Geology students at the University of Iowa plan to plant hundreds of shrubs near the Iowa City campus to offset the carbon footprint from a field trip they’ll take next month. Art Bettis, the U-of-I geology professor leading the trip to Colorado and New Mexico, says three vans will carry 15 students about 3,000 miles. Bettis did the math — and says the trek will leave a carbon footprint of 6.2 metric tons.

“We calculated that if we take a thousand of the native shrubs that we’re going to be using, we’re getting them from the Iowa State Nursery, the city of Iowa City bought them and the state nursery donated some,” Bettis says. “We’re going to be putting them into this area, about a four or five-acre area as far as strips and nice shapes and stuff like that.”

The students and their professor plan to spend at least three full days planting the native Iowa shrubs at Sycamore Greenspace, a city park and wetland area constructed for storm water management. The mass planting will include about 1,050 ninebark, nannyberry and arrowwood shrubs, in addition to another 50 elderberry and coralberry shrubs. Bettis says the shrubs will sequester more than six-metric tons of carbon in 3-5 years.

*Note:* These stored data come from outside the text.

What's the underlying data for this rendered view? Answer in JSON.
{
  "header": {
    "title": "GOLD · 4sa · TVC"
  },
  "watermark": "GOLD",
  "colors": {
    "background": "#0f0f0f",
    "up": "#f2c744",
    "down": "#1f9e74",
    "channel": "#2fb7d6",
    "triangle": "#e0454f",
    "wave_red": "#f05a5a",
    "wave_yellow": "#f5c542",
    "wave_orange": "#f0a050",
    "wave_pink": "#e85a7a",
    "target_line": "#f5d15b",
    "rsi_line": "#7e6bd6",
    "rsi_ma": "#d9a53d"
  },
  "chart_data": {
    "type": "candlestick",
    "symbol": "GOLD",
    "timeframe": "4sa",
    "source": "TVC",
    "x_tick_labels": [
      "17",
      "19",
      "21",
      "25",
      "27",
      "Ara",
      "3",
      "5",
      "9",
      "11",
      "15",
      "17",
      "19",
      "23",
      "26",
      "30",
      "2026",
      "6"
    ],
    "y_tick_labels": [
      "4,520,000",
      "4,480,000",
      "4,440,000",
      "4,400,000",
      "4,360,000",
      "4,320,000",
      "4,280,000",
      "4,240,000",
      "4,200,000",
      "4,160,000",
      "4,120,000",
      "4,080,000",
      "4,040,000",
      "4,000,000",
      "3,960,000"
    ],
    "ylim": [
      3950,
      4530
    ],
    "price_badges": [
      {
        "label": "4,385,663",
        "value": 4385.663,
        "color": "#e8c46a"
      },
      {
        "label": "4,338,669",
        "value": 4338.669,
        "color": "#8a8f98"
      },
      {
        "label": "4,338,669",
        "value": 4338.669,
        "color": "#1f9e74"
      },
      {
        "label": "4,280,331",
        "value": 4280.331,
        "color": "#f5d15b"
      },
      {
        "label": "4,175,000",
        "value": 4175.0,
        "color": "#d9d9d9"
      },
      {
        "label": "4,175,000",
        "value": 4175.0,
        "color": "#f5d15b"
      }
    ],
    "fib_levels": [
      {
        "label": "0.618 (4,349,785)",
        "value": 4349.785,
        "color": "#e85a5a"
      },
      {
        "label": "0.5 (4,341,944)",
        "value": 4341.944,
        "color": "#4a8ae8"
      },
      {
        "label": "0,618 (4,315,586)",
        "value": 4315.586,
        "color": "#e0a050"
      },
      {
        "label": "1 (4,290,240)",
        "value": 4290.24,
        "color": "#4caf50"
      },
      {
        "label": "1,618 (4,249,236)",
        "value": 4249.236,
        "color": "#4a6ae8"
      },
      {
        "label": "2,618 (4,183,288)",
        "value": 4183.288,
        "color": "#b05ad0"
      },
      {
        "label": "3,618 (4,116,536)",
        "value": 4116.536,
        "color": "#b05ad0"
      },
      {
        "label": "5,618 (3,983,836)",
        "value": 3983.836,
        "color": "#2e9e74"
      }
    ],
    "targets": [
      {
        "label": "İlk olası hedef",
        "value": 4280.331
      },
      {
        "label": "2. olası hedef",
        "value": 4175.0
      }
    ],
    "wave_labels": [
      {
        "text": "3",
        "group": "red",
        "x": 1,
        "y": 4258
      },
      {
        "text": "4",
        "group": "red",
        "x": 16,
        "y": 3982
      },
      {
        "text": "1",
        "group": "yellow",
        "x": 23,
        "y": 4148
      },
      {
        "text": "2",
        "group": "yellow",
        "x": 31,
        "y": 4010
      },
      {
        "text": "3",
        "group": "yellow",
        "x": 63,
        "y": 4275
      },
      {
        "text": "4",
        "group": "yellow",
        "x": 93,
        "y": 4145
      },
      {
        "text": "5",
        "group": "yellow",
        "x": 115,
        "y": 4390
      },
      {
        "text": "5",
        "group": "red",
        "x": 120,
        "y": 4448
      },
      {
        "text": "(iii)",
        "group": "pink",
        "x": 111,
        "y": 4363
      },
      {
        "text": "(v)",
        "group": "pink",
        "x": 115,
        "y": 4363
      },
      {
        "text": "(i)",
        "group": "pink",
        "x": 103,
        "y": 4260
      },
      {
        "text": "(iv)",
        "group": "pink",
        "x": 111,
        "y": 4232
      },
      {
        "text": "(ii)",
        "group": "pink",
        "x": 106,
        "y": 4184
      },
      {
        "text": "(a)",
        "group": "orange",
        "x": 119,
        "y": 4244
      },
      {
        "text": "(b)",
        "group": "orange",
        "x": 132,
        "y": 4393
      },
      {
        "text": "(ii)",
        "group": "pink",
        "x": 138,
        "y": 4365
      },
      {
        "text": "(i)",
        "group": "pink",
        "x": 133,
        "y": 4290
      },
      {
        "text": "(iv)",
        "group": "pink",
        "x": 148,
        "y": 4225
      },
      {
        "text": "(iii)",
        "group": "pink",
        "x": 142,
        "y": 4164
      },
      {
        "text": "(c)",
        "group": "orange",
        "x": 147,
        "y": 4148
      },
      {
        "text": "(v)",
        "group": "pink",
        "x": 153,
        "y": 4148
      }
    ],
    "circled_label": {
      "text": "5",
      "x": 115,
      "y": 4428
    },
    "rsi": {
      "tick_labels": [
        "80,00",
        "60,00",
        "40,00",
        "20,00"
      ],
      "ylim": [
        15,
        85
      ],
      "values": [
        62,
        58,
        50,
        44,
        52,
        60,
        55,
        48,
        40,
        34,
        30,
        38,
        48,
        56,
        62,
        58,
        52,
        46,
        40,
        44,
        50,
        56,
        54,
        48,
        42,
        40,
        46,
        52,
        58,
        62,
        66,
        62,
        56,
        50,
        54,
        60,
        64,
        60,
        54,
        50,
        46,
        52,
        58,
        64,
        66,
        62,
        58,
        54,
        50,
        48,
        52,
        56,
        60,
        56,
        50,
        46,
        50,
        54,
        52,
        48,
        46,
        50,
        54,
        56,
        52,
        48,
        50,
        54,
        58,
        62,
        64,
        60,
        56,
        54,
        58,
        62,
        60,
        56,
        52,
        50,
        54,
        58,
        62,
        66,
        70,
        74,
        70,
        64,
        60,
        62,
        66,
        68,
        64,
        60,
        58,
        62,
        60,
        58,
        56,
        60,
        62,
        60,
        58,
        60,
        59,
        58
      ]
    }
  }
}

“There’s a bike path along this wetland and the shrub planting will shield the bike path from the agricultural fields that are off to the east,” Bettis says. “It’ll make for a lot of nice habitat for wildlife and make the bike path more aesthetically pleasing, too.” He didn’t require any of the students in his class to take part in the carbon challenge aspect of the course, but he says every one of them wanted to get involved. Many are taking their efforts to another level, too.

“There are various things you can do to use less carbon in your lifestyle,” Bettis says. “Some of the students have decided to have one less meal that they eat meat in, because meat’s a big demander. Students are riding their bikes or walking to work instead of driving, taking the bus for various sorts of things. Some of them are even taking the bus to go shop for groceries.”

Bettis and the students will leave on the ten-day camping adventure in mid-May. The plan was to start planting the shrubs on Earth Day last week but it’s too soggy from all the rain. They now hope to get the shrubs in the ground in another week or two.